Correspondence to: Andrea Frilling, Professor, Department of Surgery and Cancer, Imperial College London, Hammersmith Campus, Du Cane Road, London W12 0HS, United Kingdom. a.frilling@imperial.ac.uk

Telephone: +44-20-33133210 Fax: +44-20-33133963

Received: July 17, 2014
Peer-review started: July 18, 2014
First decision: December 17, 2014
Revised: January 21, 2015
Accepted: February 10, 2015
Article in press: February 12, 2015
Published online: April 27, 2015
Processing time: 264 Days and 20 Hours

Abstract

Pancreatic neoplasms producing exclusively glucagon associated with glucagon cell hyperplasia of the islets and not related to hereditary endocrine syndromes have been recently described. They represent a novel entity within the panel of non-syndromic disorders associated with hyperglucagonemia. This case report describes a 36-year-old female with a 10 years history of non-specific abdominal pain. No underlying cause was evident despite extensive diagnostic work-up. More recently she was diagnosed with gall bladder stones. Abdominal ultrasound, computerised tomography and magnetic resonance imaging revealed no pathologic findings apart from cholelithiasis. Endoscopic ultrasound revealed a 5.5 mm pancreatic lesion. Fine needle aspiration showed cells focally expressing chromogranin, suggestive but not diagnostic of a low grade neuroendocrine tumor. OctreoScan^® was negative. Serum glucagon was elevated to 66 pmol/L (normal: 0-50 pmol/L).
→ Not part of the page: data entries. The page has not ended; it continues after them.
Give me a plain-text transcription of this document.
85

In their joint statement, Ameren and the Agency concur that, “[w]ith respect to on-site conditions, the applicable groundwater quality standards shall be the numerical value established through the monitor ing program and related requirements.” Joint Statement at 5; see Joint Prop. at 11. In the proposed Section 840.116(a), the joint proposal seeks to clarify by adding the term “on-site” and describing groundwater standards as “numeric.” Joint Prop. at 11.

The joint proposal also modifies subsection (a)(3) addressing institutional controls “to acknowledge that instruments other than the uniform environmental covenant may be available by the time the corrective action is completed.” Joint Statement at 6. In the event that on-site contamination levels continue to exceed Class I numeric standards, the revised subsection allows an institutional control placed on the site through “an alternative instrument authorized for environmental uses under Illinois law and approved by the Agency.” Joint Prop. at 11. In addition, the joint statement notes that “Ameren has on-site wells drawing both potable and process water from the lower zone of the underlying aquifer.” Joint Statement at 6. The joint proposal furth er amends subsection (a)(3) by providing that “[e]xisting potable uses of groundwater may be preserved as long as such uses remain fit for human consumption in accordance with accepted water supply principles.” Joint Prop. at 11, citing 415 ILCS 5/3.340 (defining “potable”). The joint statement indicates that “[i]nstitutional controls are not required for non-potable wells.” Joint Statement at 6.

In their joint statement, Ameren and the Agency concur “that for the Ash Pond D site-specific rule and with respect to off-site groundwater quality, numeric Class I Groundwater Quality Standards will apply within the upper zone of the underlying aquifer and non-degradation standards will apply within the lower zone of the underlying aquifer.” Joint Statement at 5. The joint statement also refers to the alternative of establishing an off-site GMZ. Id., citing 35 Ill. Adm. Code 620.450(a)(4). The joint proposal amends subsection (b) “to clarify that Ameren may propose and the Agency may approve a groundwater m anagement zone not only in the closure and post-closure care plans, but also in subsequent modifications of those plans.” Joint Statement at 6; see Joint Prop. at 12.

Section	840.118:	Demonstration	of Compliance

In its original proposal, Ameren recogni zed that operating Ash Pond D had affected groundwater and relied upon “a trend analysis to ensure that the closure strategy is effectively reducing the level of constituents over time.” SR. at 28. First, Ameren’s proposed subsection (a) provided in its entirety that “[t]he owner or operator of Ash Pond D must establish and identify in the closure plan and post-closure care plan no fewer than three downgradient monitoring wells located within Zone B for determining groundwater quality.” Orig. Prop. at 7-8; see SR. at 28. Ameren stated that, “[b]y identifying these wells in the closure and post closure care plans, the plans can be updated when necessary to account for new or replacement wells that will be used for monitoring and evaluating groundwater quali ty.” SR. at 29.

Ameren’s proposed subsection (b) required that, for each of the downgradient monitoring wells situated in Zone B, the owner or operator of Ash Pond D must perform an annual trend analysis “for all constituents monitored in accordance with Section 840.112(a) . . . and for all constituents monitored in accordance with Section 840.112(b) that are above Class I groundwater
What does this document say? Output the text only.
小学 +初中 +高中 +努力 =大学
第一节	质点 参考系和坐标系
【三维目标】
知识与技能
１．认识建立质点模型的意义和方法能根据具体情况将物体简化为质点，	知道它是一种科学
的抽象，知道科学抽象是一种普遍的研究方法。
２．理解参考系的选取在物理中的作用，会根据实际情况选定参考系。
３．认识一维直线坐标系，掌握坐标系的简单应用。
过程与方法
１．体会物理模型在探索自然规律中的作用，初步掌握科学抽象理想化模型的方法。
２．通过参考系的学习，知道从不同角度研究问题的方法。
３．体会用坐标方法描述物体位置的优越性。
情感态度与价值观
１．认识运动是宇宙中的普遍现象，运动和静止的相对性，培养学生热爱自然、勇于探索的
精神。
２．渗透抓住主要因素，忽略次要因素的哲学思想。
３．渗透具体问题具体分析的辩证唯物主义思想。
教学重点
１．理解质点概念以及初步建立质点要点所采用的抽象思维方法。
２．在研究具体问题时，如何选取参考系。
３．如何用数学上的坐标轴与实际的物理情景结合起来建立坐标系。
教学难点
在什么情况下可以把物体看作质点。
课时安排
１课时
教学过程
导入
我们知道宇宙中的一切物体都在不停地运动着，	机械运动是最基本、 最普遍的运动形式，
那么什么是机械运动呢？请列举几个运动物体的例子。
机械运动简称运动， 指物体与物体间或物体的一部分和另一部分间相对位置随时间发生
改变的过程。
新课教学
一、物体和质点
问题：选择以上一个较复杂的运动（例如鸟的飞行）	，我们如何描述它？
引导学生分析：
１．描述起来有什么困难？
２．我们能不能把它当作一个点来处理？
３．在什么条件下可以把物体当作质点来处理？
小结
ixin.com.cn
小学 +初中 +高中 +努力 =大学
Other gut hormones, chromogranin A and chromogranin B were normal. Cholecystectomy and enucleation of the pancreatic lesion were undertaken. Postoperatively, abdominal symptoms resolved and serum glucagon dropped to 7 pmol/L. Although H and E staining confirmed normal pancreatic tissue, immunohistochemistry was initially thought to be suggestive of alpha cell hyperplasia. A count of glucagon positive cells from 5 islets, compared to 5 islets from 5 normal pancreata indicated that islet size and glucagon cell ratios were increased, however still within the wide range of normal physiological findings. Glucagon receptor gene (GCGR) sequencing revealed a heterozygous deletion, K349_G359del and 4 missense mutations. This case may potentially represent a progenitor stage of glucagon cell adenomatosis with hyperglucagonemia in the absence of glucagonoma syndrome. The identification of novel GCGR mutations suggests that these may represent the underlying cause of this condition.

Keywords: Hyperglucagonemia; Glucagon receptor gene; Mutation; Adenomatosis; Pancreas

Core tip: We identify novel mutations in the glucagon receptor gene in a patient with hyperglucagonemia but no glucagonoma syndrome. Physicians dealing with pancreatic disorders should be aware of this unusual condition.